I implemented a very complicated solution (like something in each node in the tree, we color related nodes in two colors and use knapsack to distribute the connect components into two subtrees). And I think it worth more than 900pts.

That's what I thought about too, but when I saw that I need to use knapsack too, I gave up. To do it, were you solving the problem first for subtrees of nodes that have maximum height and appear as a c in some of the constraints? That was my idea but I thought that having just 900 points, it was impossible to be that difficult

Yes, I think it's exactly what I implemented. I didn't finish it during the contest time. And I failed in the practice room once because of a corner case.

I think it is really difficult to pass using this solution during the contest.

Wow, I thought about this solution and suggested 900 to be too easy.) What's the problem with knapsack?

If you're asking me, there was no problem, except for the fact that I already had 150 lines of cod at the time I realized knapsack was needed. It's not the algorithm itself, but the overall implementation was really hard to code. It's true that the idea itself is not very hard, but the implementation was close to being impossible. The problem was nice, but hard to code, at least for me. 900 is not too much for the idea, but too little for the time spent coding on it

I agree with you, I was coding this solution too, I had about half an hour for that during the contest, but I think I needed at least half an hour more.

I think it was unnecessary to say anything about length of result in 300pts (or change 100 to 1e5). I think it would be interesting part of solving that problem to note that result is always short.

Also this:

For 1e5, I/O would be a bottleneck. Input or output of more than a few thousand values would probably hit some internal limitations of the contest platform. At least that was the case a year or two ago.

How to solve div2 1000 ?

Waiting for Editorial. Is it available?

How to solve div1 250 ?

Both operations are commutative. ( Order does not matter like Multiplication). It is the number of L's and R's in the String that matter. ( To get an idea why is this correct, see how applying operations on {x,y,z} gets you to).

Answer will overflow very quickly however because each operation doubles the sum of S, so you need to prune "No solution" cases or you will get wrong answer because sometimes overflow will make them equal.

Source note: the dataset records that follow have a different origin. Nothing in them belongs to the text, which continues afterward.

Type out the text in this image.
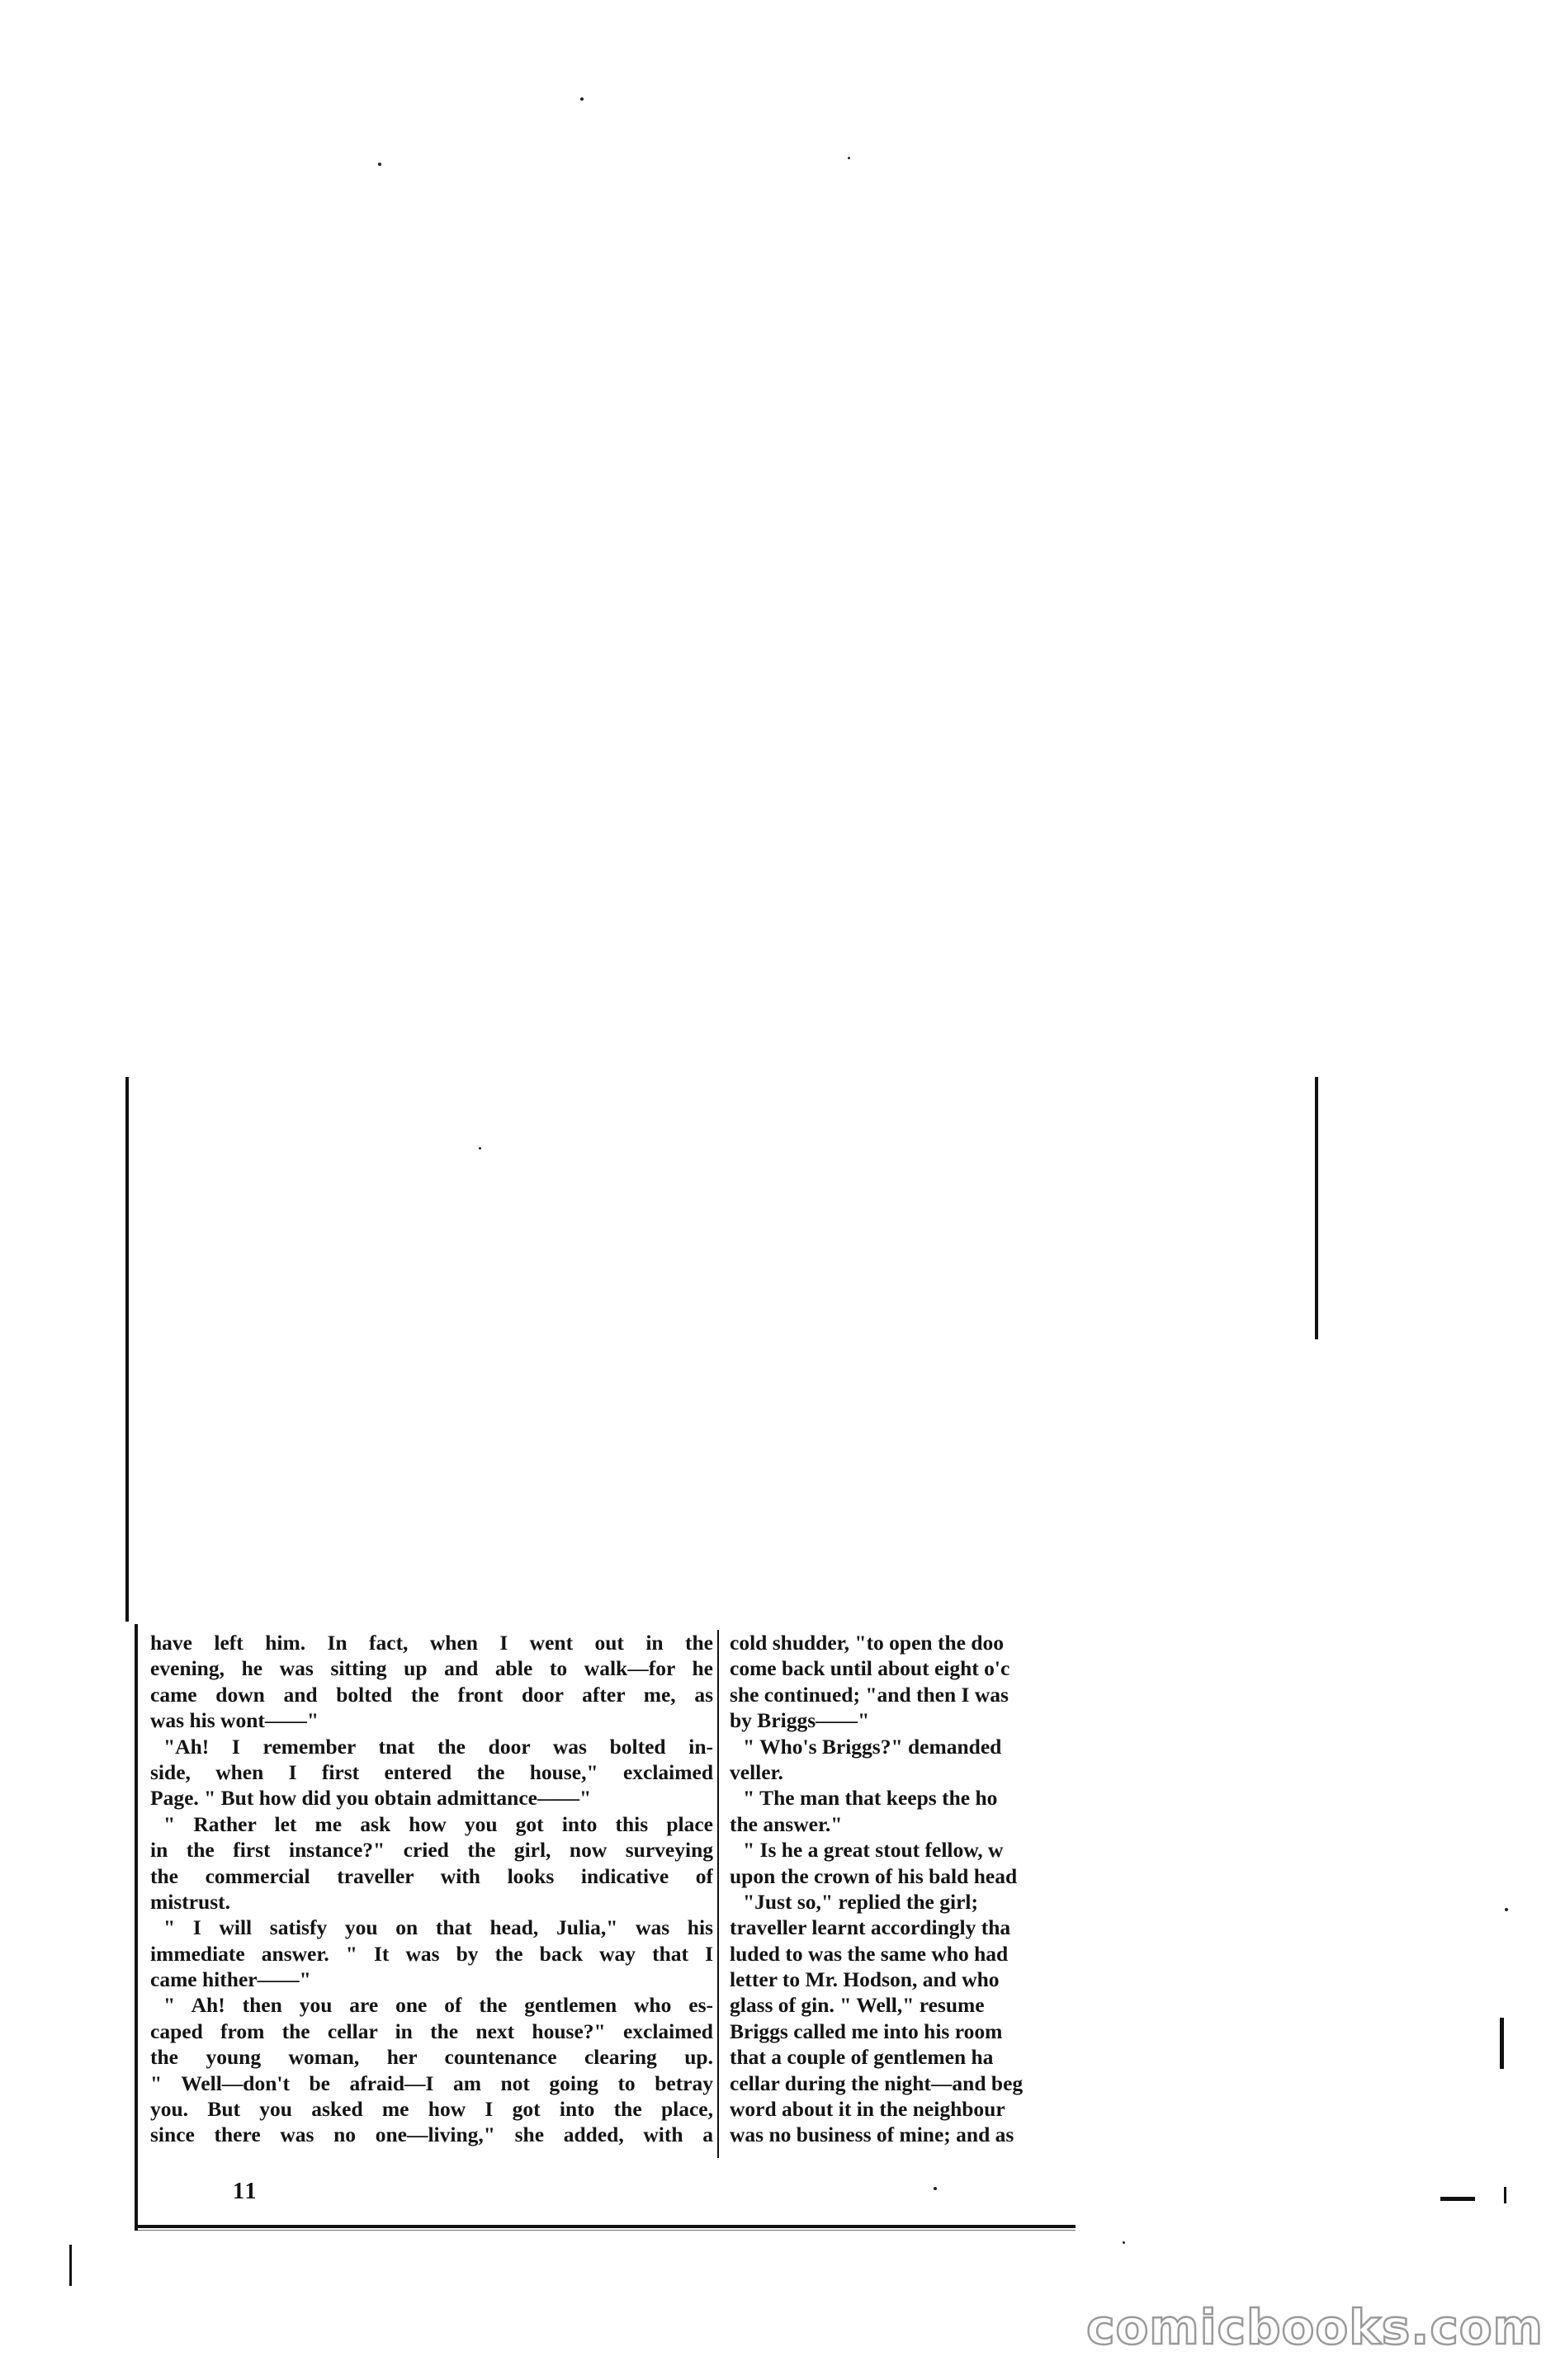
have left him. In fact, when I went out in the
evening, he was sitting up and able to walk—for he
came down and bolted the front door after me, as
was his wont——"
"Ah! I remember tnat the door was bolted in-
side, when I first entered the house," exclaimed
Page. " But how did you obtain admittance——"
" Rather let me ask how you got into this place
in the first instance?" cried the girl, now surveying
the commercial traveller with looks indicative of
mistrust.
" I will satisfy you on that head, Julia," was his
immediate answer. " It was by the back way that I
came hither——"
" Ah! then you are one of the gentlemen who es-
caped from the cellar in the next house?" exclaimed
the young woman, her countenance clearing up.
" Well—don't be afraid—I am not going to betray
you. But you asked me how I got into the place,
since there was no one—living," she added, with a
cold shudder, "to open the doo
come back until about eight o'c
she continued; "and then I was
by Briggs——"
" Who's Briggs?" demanded
veller.
" The man that keeps the ho
the answer."
" Is he a great stout fellow, w
upon the crown of his bald head
"Just so," replied the girl;
traveller learnt accordingly tha
luded to was the same who had
letter to Mr. Hodson, and who
glass of gin. " Well," resume
Briggs called me into his room
that a couple of gentlemen ha
cellar during the night—and beg
word about it in the neighbour
was no business of mine; and as
11
comicbooks.com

I think this is the reason of most failed system tests or challenges.

How will you generate test cases to hack solutions that did not check for overflow, and numbers become equal eventually?

No idea but my solution originally failed in the contest. After some time debugging, I took care of overflow, and AC. I was failing on {1,0} {0,0}.

If someone can explain how, it would be very interesting. I originally thought the probability was very low so didn't handle it. ( << so stupid).

Input some arbitrary vector s (preferably of size 2) into an overflow solution and print the vector after each operation. You'll get a working vector t very quickly.

It's easier than that, just put s = {1,1} and t={0,0}, every time elements of s double and after 64 operations of either L or R, s={2^64,2^64} in long long which is {0,0}.

Who is yanQval? He is 14th-place in this SRM with taking 299.84pts in Div1 300pts, so it means only 40 seconds to solve.

I think it is impossible without cheating, but is it really OK?

can anyone explain Petr's solution for div 1 300?